Global automakers have been hit hard by the coronavirus pandemic, which has shuttered factories and kept many customers away from car dealerships.
But the Renault-Nissan alliance has been hit especially hard as it was already weakened by low margins and boardroom turmoil surrounding Carlos Ghosn, the architect of the alliance who was ousted in 2018.
Renault shares were down 3.3% when trading opened in Paris.
“Today’s results will be a disturbing wake up call,” CEO Luca de Meo, the former Volkswagen VOWG_p.DE executive who started at Renault this month, said on a call with analysts.
“We are currently touching the bottom of a negative curve that started several years ago, and probably even earlier,” de Meo added.
“We are in a complex, difficult situation. We all are. But … we were already, I would say, feverish. So for sure it is even harder for us.”
De Meo said the company would now double down on a previously announced turnaround plan, laying off thousands of workers, reducing the range of models, and improving cooperation between alliance partners on vehicle production.

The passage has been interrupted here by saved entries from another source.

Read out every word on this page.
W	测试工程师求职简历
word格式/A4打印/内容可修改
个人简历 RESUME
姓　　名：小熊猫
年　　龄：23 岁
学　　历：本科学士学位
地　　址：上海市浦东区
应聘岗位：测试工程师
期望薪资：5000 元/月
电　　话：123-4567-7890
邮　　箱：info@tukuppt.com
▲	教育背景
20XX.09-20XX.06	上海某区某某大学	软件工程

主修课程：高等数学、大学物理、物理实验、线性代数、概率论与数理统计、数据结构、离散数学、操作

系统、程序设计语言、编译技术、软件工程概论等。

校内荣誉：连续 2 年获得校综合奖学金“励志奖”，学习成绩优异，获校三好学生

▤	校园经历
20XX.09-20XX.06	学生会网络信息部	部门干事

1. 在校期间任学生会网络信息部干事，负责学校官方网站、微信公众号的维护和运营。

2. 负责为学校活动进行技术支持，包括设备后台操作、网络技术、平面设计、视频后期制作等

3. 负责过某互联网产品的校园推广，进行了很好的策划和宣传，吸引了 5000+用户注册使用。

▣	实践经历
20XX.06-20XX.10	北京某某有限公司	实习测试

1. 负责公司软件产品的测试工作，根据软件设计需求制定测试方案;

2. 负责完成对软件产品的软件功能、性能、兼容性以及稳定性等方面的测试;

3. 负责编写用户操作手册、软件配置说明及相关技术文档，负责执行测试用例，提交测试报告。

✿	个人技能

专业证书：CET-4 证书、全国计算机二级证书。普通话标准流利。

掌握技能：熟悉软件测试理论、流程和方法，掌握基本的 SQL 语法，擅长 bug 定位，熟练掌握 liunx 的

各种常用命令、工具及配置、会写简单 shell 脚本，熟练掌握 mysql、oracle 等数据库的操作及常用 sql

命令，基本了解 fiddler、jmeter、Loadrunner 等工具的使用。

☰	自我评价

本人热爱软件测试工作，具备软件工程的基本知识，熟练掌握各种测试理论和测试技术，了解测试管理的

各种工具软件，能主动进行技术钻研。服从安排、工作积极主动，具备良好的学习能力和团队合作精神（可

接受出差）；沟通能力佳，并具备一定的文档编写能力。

He said a team of 40 senior executives from across Renault was cloistered on the top floor of the company’s headquarters in Boulogne-Billancourt near Paris, working on details of a strategic plan which will be presented in January at the latest.
He said his focus would be pushing the Renault brands that can deliver profits – especially compact cars, SUV crossovers, and electric and hybrid vehicles – and shifting emphasis from volume to value.
“We know what we need to do,” de Meo said. “Better times are waiting at the end of this twisty road.”
Renault said group operating losses, factoring out the effect of Nissan’s losses, reached 2 billion euros in the first half, compared with operating income of 1.5 billion last year.
Sales slumped 34.9%, a result the company attributed mainly to the global COVID crisis and Renault burned through $6.38 billion in cash over the first half.
Nissan Motor Co 7201.T this week warned of a record $4.5 billion operating loss this year and its lowest sales in a decade. Its negative contribution accounted for 4.82 billion of Renault’s net losses, the French firm said on Thursday.
Renault’s performance was worse than investors had expected. Analysts’ consensus forecasts were for a net loss of around 5 billion euros and operating losses of 1.8 billion euros, according to Refinitiv data.